Crystal City’s biggest property owner is now testing out a new pavement sealant in a bid to bring down temperatures and reduce the “heat island” effect increasingly plaguing urban areas.
JBG Smith just sealed a pair of its parking lots in Crystal City, in front of an office building at 241 18th Street S., with a new product dubbed “CoolSeal,” which is designed to bring down temperatures on the asphalt by as much as 10 degrees during even the sunniest months of summer.
The reflective pavement treatment is gaining popularity in the Southwest as a way to reduce the amount of heat bouncing off of wide swaths of pavement, though JBG officials believe this is the first time any company has tested out this particular asphalt coating on the East Coast. The company plans to study the impact of the treatment on the roughly 18,000 square feet of pavement over the next year or so, and could someday starting using at its bevy of properties across the D.C. region.
“One of the benefits of being a larger property owner with a diverse portfolio is the ability to try new things,” Brian Coulter, JBG Smith’s chief development officer, told ARLnow. “We think a lot about, ‘How do we improve the built environment and the experience of people on the ground?’ And this could really make a difference in that respect.”

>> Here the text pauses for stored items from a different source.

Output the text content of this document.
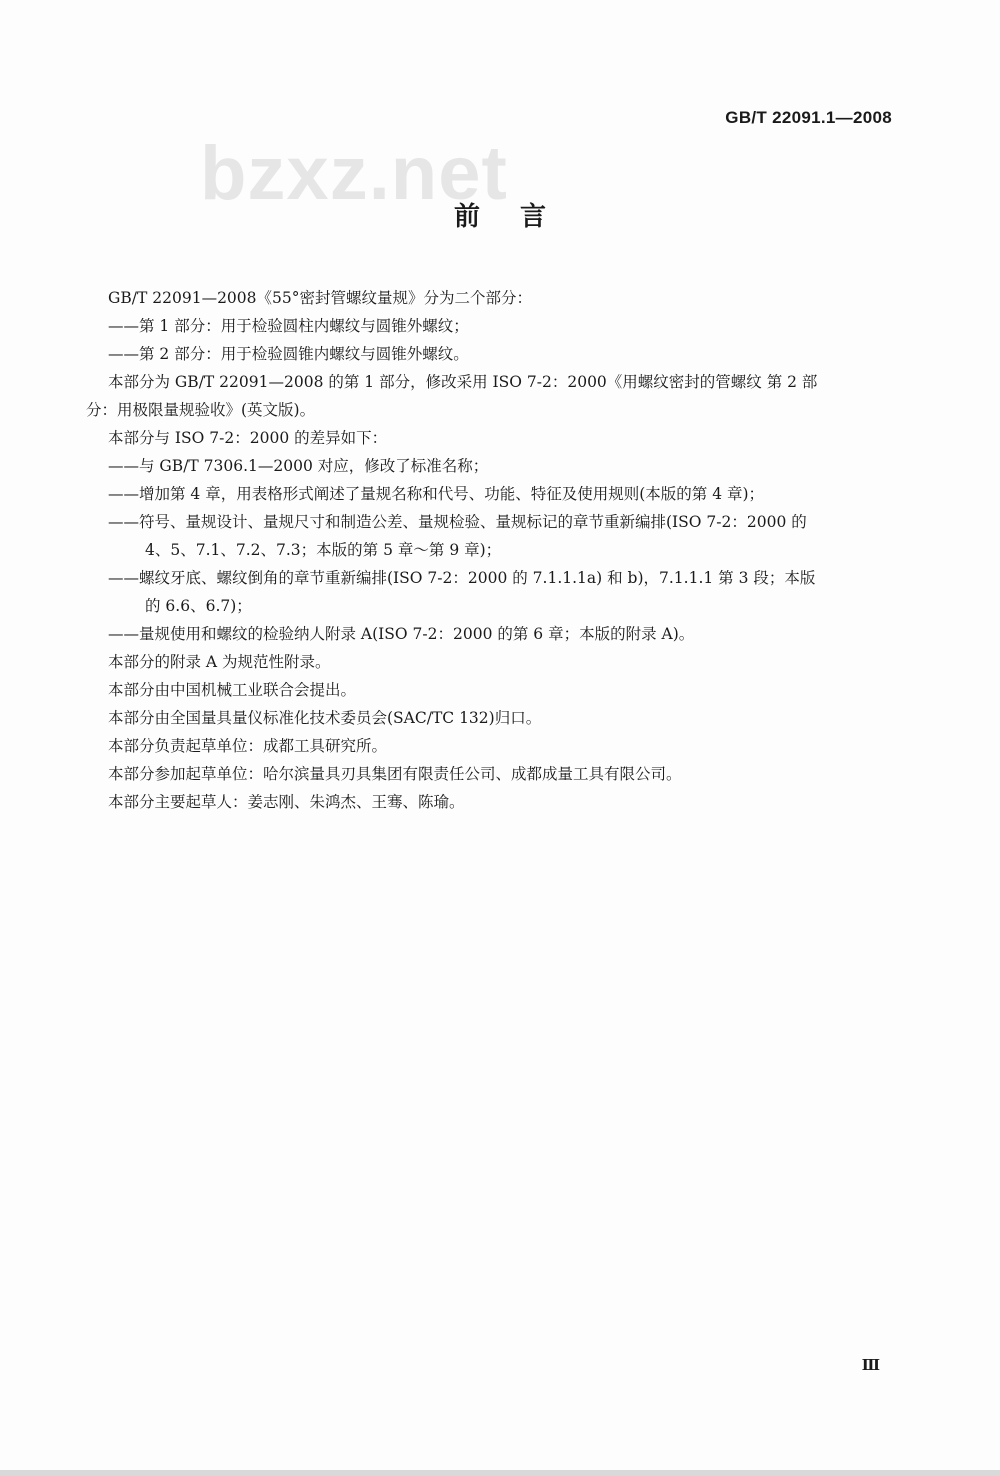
GB/T 22091.1—2008
bzxz.net
前言

GB/T 22091—2008《55°密封管螺纹量规》分为二个部分：

——第 1 部分：用于检验圆柱内螺纹与圆锥外螺纹；

——第 2 部分：用于检验圆锥内螺纹与圆锥外螺纹。

本部分为 GB/T 22091—2008 的第 1 部分，修改采用 ISO 7-2：2000《用螺纹密封的管螺纹 第 2 部

分：用极限量规验收》(英文版)。

本部分与 ISO 7-2：2000 的差异如下：

——与 GB/T 7306.1—2000 对应，修改了标准名称；

——增加第 4 章，用表格形式阐述了量规名称和代号、功能、特征及使用规则(本版的第 4 章)；

——符号、量规设计、量规尺寸和制造公差、量规检验、量规标记的章节重新编排(ISO 7-2：2000 的

4、5、7.1、7.2、7.3；本版的第 5 章～第 9 章)；

——螺纹牙底、螺纹倒角的章节重新编排(ISO 7-2：2000 的 7.1.1.1a) 和 b)，7.1.1.1 第 3 段；本版

的 6.6、6.7)；

——量规使用和螺纹的检验纳人附录 A(ISO 7-2：2000 的第 6 章；本版的附录 A)。

本部分的附录 A 为规范性附录。

本部分由中国机械工业联合会提出。

本部分由全国量具量仪标准化技术委员会(SAC/TC 132)归口。

本部分负责起草单位：成都工具研究所。

本部分参加起草单位：哈尔滨量具刃具集团有限责任公司、成都成量工具有限公司。

本部分主要起草人：姜志刚、朱鸿杰、王骞、陈瑜。

Ⅲ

Coulter says he’d never heard of CoolSeal until reading about it in a landscaping magazine a few weeks back, and the product instantly struck him as a good fit for his company.

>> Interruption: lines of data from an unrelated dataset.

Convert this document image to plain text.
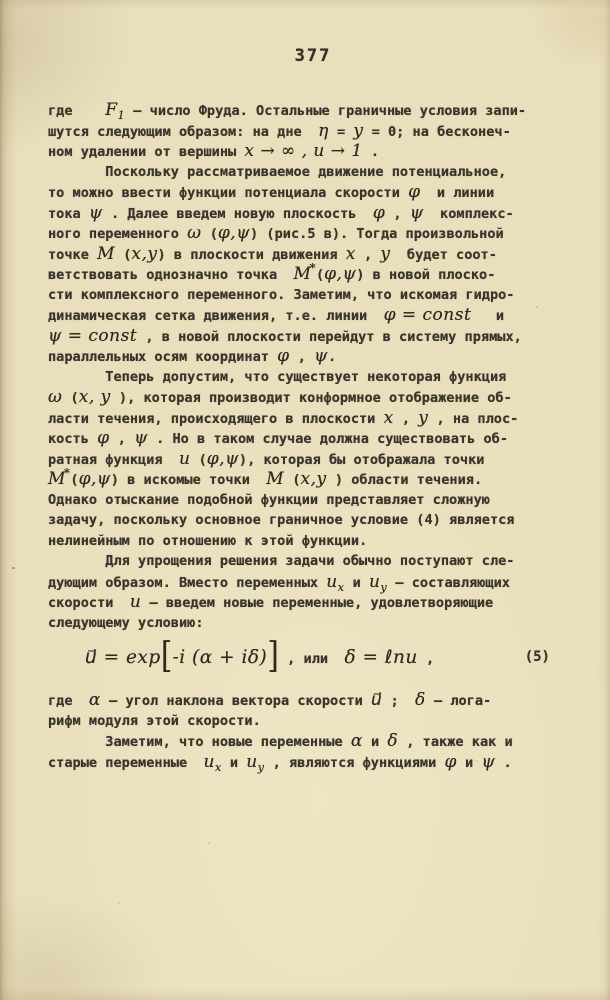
377
где    $F_1$ – число Фруда. Остальные граничные условия запи-
шутся следующим образом: на дне  η = y = 0; на бесконеч-
ном удалении от вершины x → ∞ , u → 1 .
Поскольку рассматриваемое движение потенциальное,
то можно ввести функции потенциала скорости φ  и линии
тока ψ . Далее введем новую плоскость  φ , ψ  комплекс-
ного переменного ω (φ,ψ) (рис.5 в). Тогда произвольной
точке M (x,y) в плоскости движения x , y  будет соот-
ветствовать однозначно точка  M*(φ,ψ) в новой плоско-
сти комплексного переменного. Заметим, что искомая гидро-
динамическая сетка движения, т.е. линии  φ = const   и
ψ = const , в новой плоскости перейдут в систему прямых,
параллельных осям координат φ , ψ.
Теперь допустим, что существует некоторая функция
ω (x, y ), которая производит конформное отображение об-
ласти течения, происходящего в плоскости x , y , на плос-
кость φ , ψ . Но в таком случае должна существовать об-
ратная функция  u (φ,ψ), которая бы отображала точки
M*(φ,ψ) в искомые точки  M (x,y ) области течения.
Однако отыскание подобной функции представляет сложную
задачу, поскольку основное граничное условие (4) является
нелинейным по отношению к этой функции.
Для упрощения решения задачи обычно поступают сле-
дующим образом. Вместо переменных $u_x$ и $u_y$ – составляющих
скорости  u – введем новые переменные, удовлетворяющие
следующему условию:
u⃗ = exp[-i (α + iδ)] , или  δ = ℓnu ,	(5)
где  α – угол наклона вектора скорости u⃗ ;  δ – лога-
рифм модуля этой скорости.
Заметим, что новые переменные α и δ , также как и
старые переменные  $u_x$ и $u_y$ , являются функциями φ и ψ .
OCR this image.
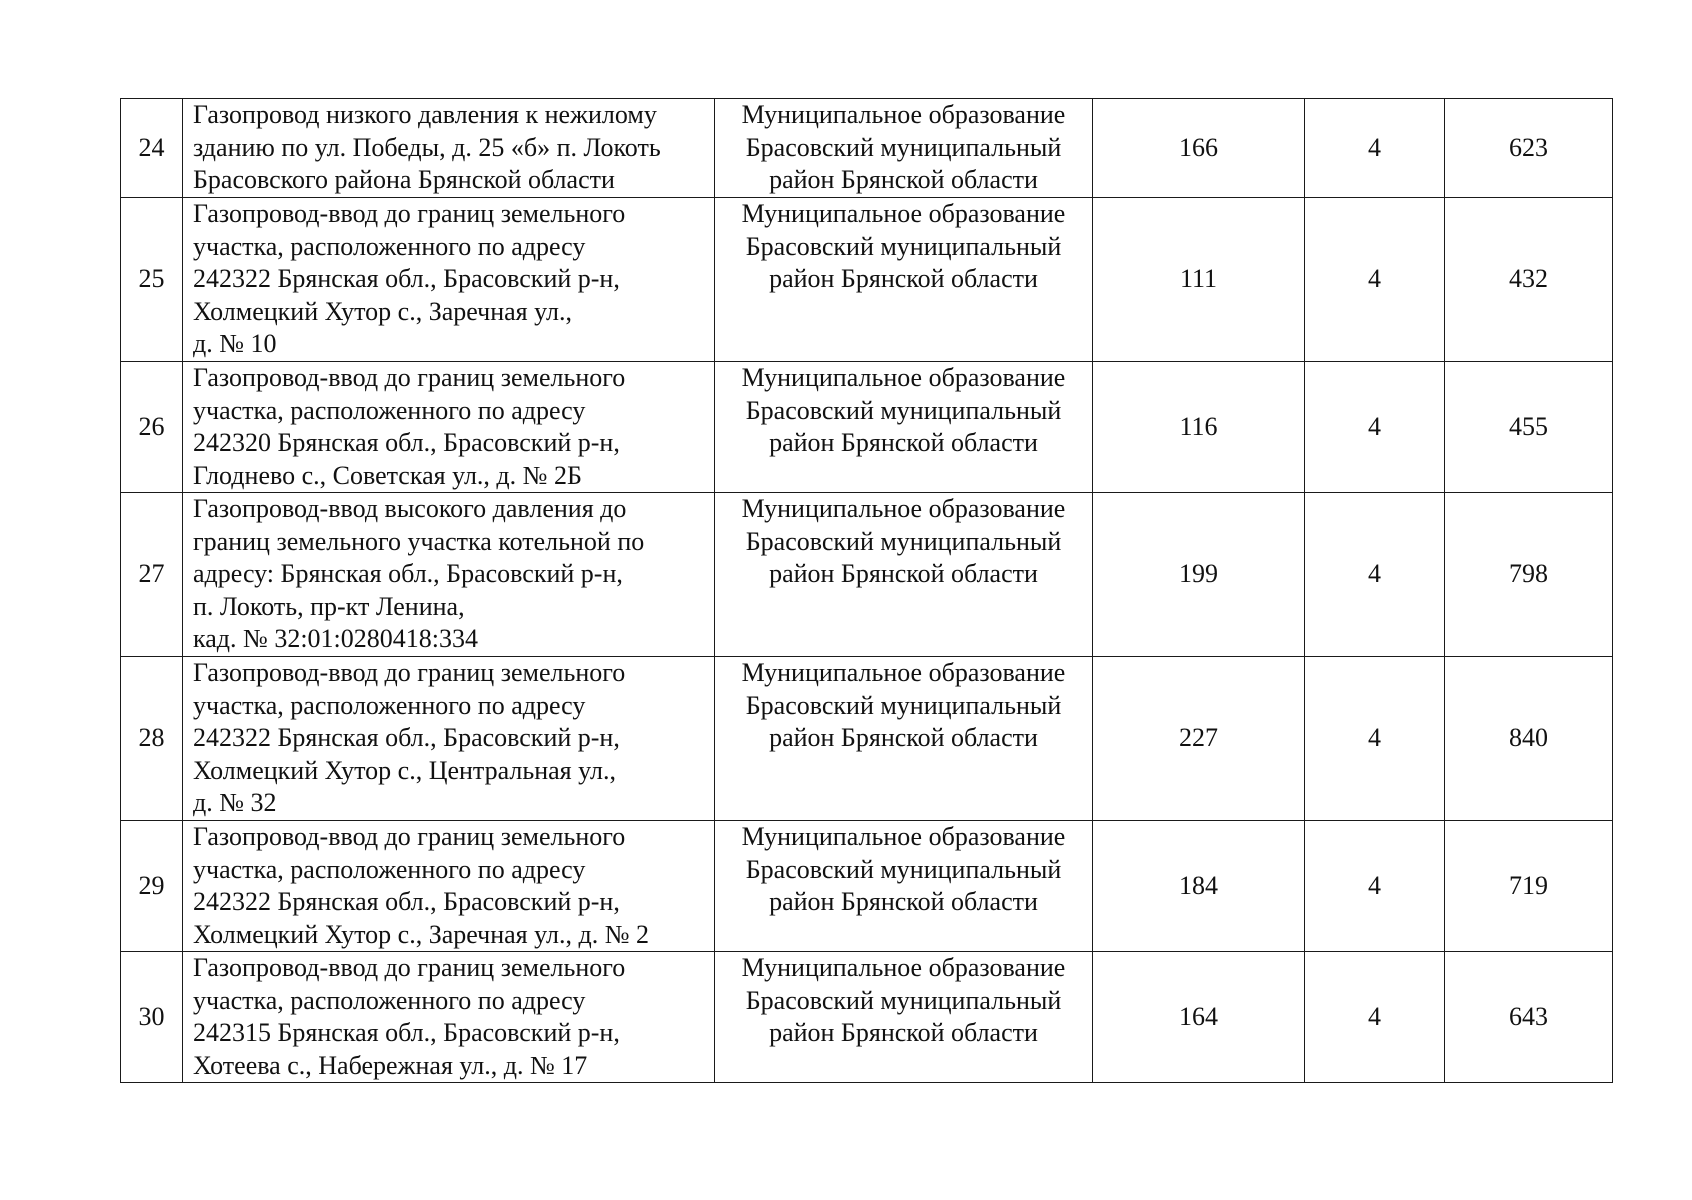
24	Газопровод низкого давления к нежилому
зданию по ул. Победы, д. 25 «б» п. Локоть
Брасовского района Брянской области	Муниципальное образование
Брасовский муниципальный
район Брянской области	166	4	623
25	Газопровод-ввод до границ земельного
участка, расположенного по адресу
242322 Брянская обл., Брасовский р-н,
Холмецкий Хутор с., Заречная ул.,
д. № 10	Муниципальное образование
Брасовский муниципальный
район Брянской области	111	4	432
26	Газопровод-ввод до границ земельного
участка, расположенного по адресу
242320 Брянская обл., Брасовский р-н,
Глоднево с., Советская ул., д. № 2Б	Муниципальное образование
Брасовский муниципальный
район Брянской области	116	4	455
27	Газопровод-ввод высокого давления до
границ земельного участка котельной по
адресу: Брянская обл., Брасовский р-н,
п. Локоть, пр-кт Ленина,
кад. № 32:01:0280418:334	Муниципальное образование
Брасовский муниципальный
район Брянской области	199	4	798
28	Газопровод-ввод до границ земельного
участка, расположенного по адресу
242322 Брянская обл., Брасовский р-н,
Холмецкий Хутор с., Центральная ул.,
д. № 32	Муниципальное образование
Брасовский муниципальный
район Брянской области	227	4	840
29	Газопровод-ввод до границ земельного
участка, расположенного по адресу
242322 Брянская обл., Брасовский р-н,
Холмецкий Хутор с., Заречная ул., д. № 2	Муниципальное образование
Брасовский муниципальный
район Брянской области	184	4	719
30	Газопровод-ввод до границ земельного
участка, расположенного по адресу
242315 Брянская обл., Брасовский р-н,
Хотеева с., Набережная ул., д. № 17	Муниципальное образование
Брасовский муниципальный
район Брянской области	164	4	643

Researchers have increasingly found that D.C. has some of the most intense urban heat islands in the country, with the high concentrations of parking lots and buildings driving up temperatures in more developed neighborhoods when summer rolls around. Coulter says he never saw the heat in Crystal City as especially problematic, but because the company owns so much property in the neighborhood, he felt it was a natural spot to test out CoolSeal on as large a space as possible.
“It’s a big enough area where you’re not just dealing with a couple parking spaces,” Coulter said. “It just felt like a continuation of some of the other experiments and interventions we’ve done there before, particularly around public art.”
JBG ended up using about 550 gallons of the coating, with workers applying it to the parking lots over the course of the first two weekends in October. The company estimates the effort cost about $50,000, in all.
Yet Coulter believes the experiment could end up being well worth the expense if it works as intended. He says the company plans to measure the sealant’s impact on the temperature on the parking lots, and the surrounding area, through the end of next summer to see how it works in practice.
Should it have a notable impact, Coulter expects JBG could use CoolSeal all throughout its properties in both Crystal City and Pentagon City, as part of the developer’s continuing efforts to link the neighborhoods together. The company has all manner of new projects underway in Crystal City, fueling Amazon HQ2 speculation with its dominance in the area, and is also backing the major PenPlace development in Pentagon City.
“We see those two areas as part of the broader neighborhood, and one way to better establish that is with the pedestrian experience,” Coulter said. “If this is done well, it will work well for the people who visit and the people who live there.”
He doesn’t think CoolSeal needs to be limited to just parking lots, either. He envisions everywhere from basketball courts to bike trails to the roofs of tall buildings being ripe for the heat-reducing treatment, and that goes for all of JBG’s properties around the D.C. area.
“We’re really excited about the possibility and potential of this,” Coulter said. “Because, clearly, if this has the type of impact we’re looking for, it really does fit in nicely with everything we’re trying to do.”